A few risks I see related to the new portage 2.2 preserve-libs behaviour

Fellow developer Zhang Le wrote about the new preserve-libs feature from Portage 2.2 that removes the need for revdep-rebuild.

As I wrote on gentoo-dev mailing list when Marius asked for comments, there are a few prolems with its implementation as it is, in my not-so-humble opinion. (Not-so-humble because I know exactly what I’m talking about, and I know it’s a problem).

Let’s take a common scenario, a system where --as-needed as never used, that is updating a common library from ABI 0 to ABI 1 (so with a change of soname). This library might be, for instance, libexpat.

I don’t want to discuss here what an ABI is and what an ABI bump consists of. Let’s just say that when you make an ABI bump you either remove functions, or you change the meaning of some functions (like the parameters, the behaviour or other things like those).

In the first case the bump is annoying but not much of a problem, executables stop being loaded because symbols are undefined; with lazy-loaded executables, they might die in the middle at the moment the undefined symbols is called, but that’s not our concern here.

The problem comes when a function with the same exact name changes meaning, parameters or return type. In this case, the executable might pass too much or too little data to the function, he pointers might be referring to something completely different, or might be truncated. In general, when you change the interface or the meaning of a function, if the executables built to use the previous version are executed with the new version, they’ll either crash down or behave in a corrupted manner. Which are two subtle issues which we should be looking forward to, as they are hard to debug unless you know about them.
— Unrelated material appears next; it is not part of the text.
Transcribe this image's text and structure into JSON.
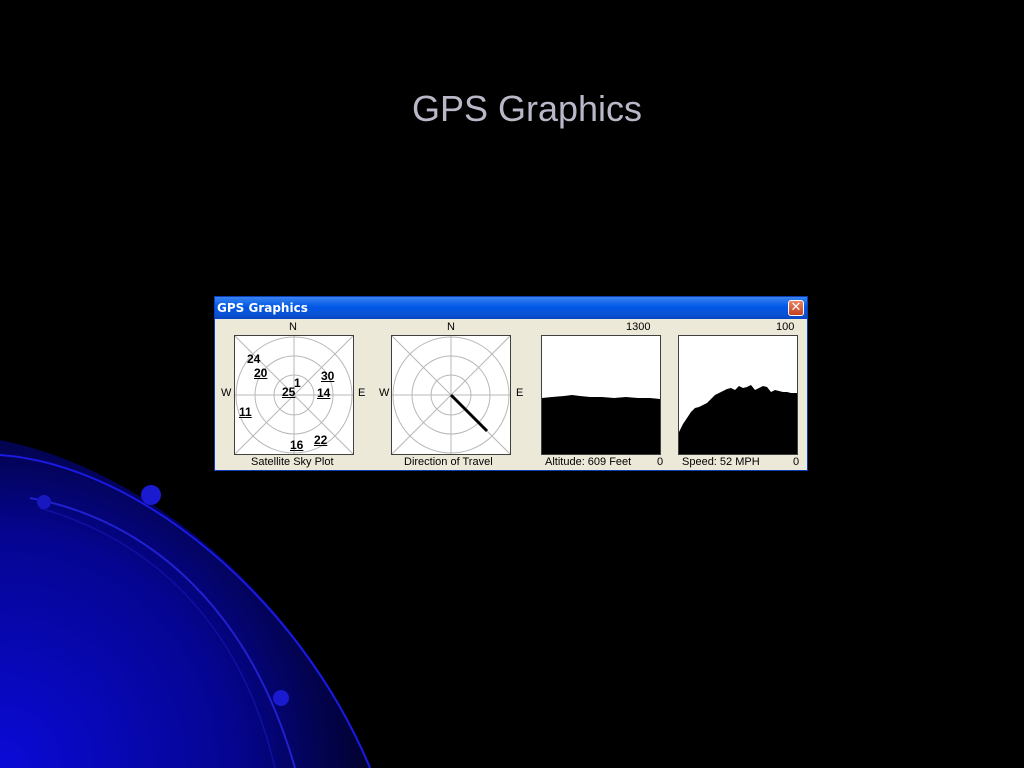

So let’s return to our library changing ABI. Let’s say we have libfooA.so.0 and libfooA.so.1 installed, the first is preserved by preserved-libs, the second is the new one. libfooB.so.$anything links to libfooA as it uses it directly, so it will be in the set of packages to rebuild.

Introducing libfooC.so.$anything that links to libfooB.so.$anything, but as destiny wishes, is also using libfooA.

At this point before the ABI bump we have libfooB depending on libfooA.0, and libfooC depending on libfooB and libfooA.0; after the bump, we decide to rebuild only libfooB, which means that libfooB now depends on libfooA.1 while libfooC is still depending on libfooA.0.

What this means is that, minus symbol versioning, the same symbol would have two (probably different) definitions, which will collide one with the other, leading to subtle crashes, misbehaviour and other fun-to-debug problems.

The problem is that the two ABIs of the libraries are both being loaded in the same userspace, which is a very bad thing, unless the symbols are versioned. On the other hand, symbol versioning is a bit of a mess, it’s not implemented by all operating systems, and I find it quite convoluted.

At the moment I don’t see anything in portage that stops you from shooting in your own foot by doing a partial rebuild. I hope I’m mistaken, but if I’m not, please remember to always do a full rebuild, rather than a partial one. Instead of having programs not starting, you might have programs corrupting your data, otherwise.